The cycling community is divided over the issue of requiring helmets, said Jason Roberts, co-founder of a biking advocacy group, Bike Friendly Oak Cliff. He's fairly ambivalent on the issue, he said, but, "I'm more of an advocate for wearing helmets due to the fact that we're being forced to ride in lanes with cars.

"Once we can get dedicated pathways built, I will feel more comfortable," Roberts said.

But longtime cyclist Paul Woodfield, who also is fighting the Dallas statute, is disappointed that the city will be enforcing the law again.

"They're amazingly inconsistent," he said. "One day it's legal, the next day it's illegal. Then the next day it's legal again, then it's illegal. How is anyone supposed to know? How are you supposed to know to comply?"

Pending suit

Woodfield filed suit against the city over the law in 2007 after he was ticketed while biking around White Rock Lake one afternoon.

"I told the officer at the time, state law doesn't require this," he said. "He said the city can do whatever they want – go fight it in court."

Woodfield did, and his suit is pending in a county court-at-law. The city has fought the suit, claiming the court lacks jurisdiction. The court disagreed and that ruling is being appealed.

Woodfield filed suit because, "It's wrong, it discourages people from biking," he said, recalling carefree summers "bicycling around with my friends" sans helmet.

As in Portillo's criminal case, Woodfield claims the statute violates state law and the U.S. Constitution.

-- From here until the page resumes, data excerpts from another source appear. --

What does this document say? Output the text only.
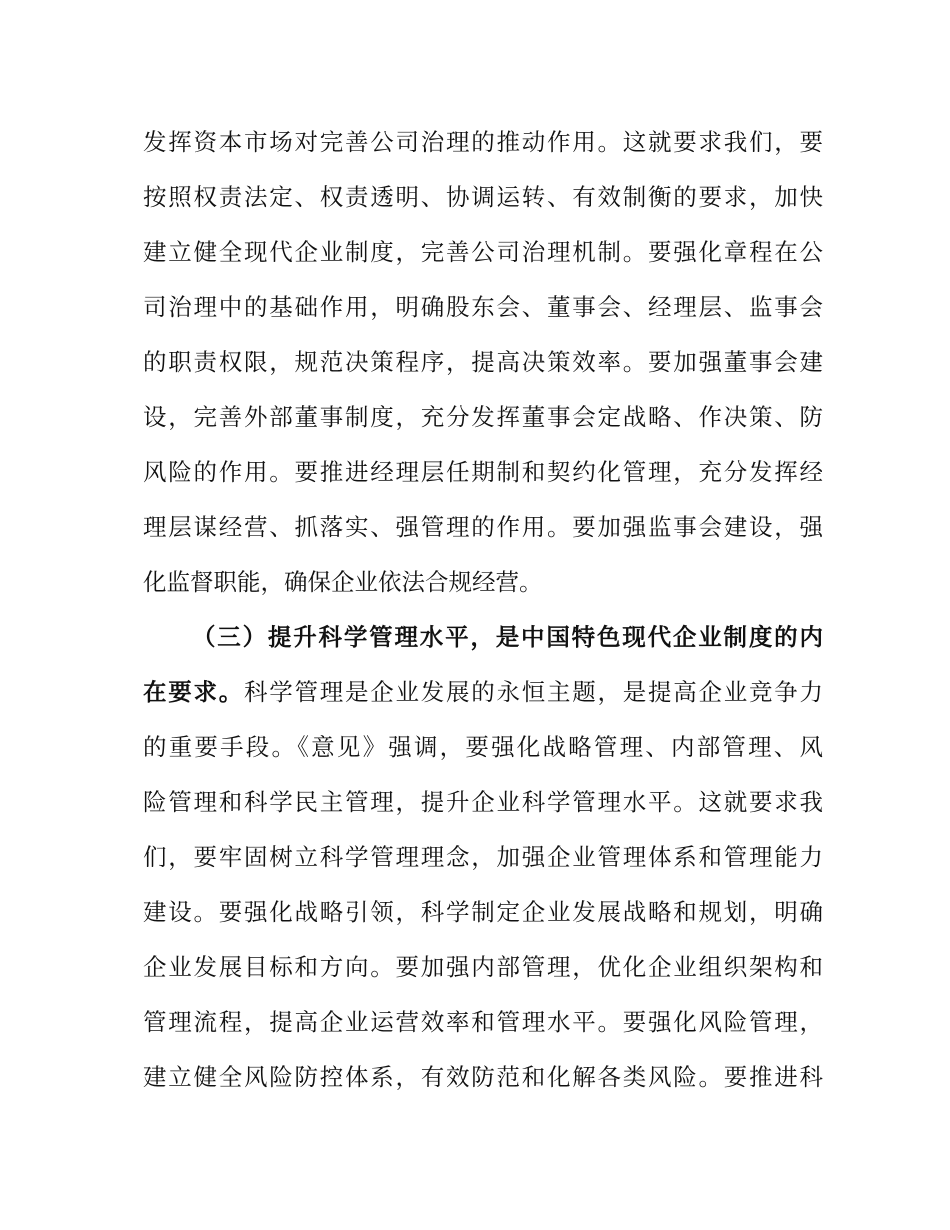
发挥资本市场对完善公司治理的推动作用。这就要求我们，要
按照权责法定、权责透明、协调运转、有效制衡的要求，加快
建立健全现代企业制度，完善公司治理机制。要强化章程在公
司治理中的基础作用，明确股东会、董事会、经理层、监事会
的职责权限，规范决策程序，提高决策效率。要加强董事会建
设，完善外部董事制度，充分发挥董事会定战略、作决策、防
风险的作用。要推进经理层任期制和契约化管理，充分发挥经
理层谋经营、抓落实、强管理的作用。要加强监事会建设，强
化监督职能，确保企业依法合规经营。
（三）提升科学管理水平，是中国特色现代企业制度的内
在要求。科学管理是企业发展的永恒主题，是提高企业竞争力
的重要手段。《意见》强调，要强化战略管理、内部管理、风
险管理和科学民主管理，提升企业科学管理水平。这就要求我
们，要牢固树立科学管理理念，加强企业管理体系和管理能力
建设。要强化战略引领，科学制定企业发展战略和规划，明确
企业发展目标和方向。要加强内部管理，优化企业组织架构和
管理流程，提高企业运营效率和管理水平。要强化风险管理，
建立健全风险防控体系，有效防范和化解各类风险。要推进科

"The law is unconstitutional because it conflicts with the law passed by the Legislature, and I have the vested property right not to spend my cash on the helmet and a vested property right to use my bike in accord with state law."

Though he is white, Woodfield also worries the law may be abused. In his suit he asked the city to admit the police department "used riding without a helmet as a pretext to stop people for searches."

Despite the considerable time and effort expended on these two cases, Perkins said the statute is not more trouble than it's worth. "Absolutely not," he said. "There's an important public safety benefit associated with the law."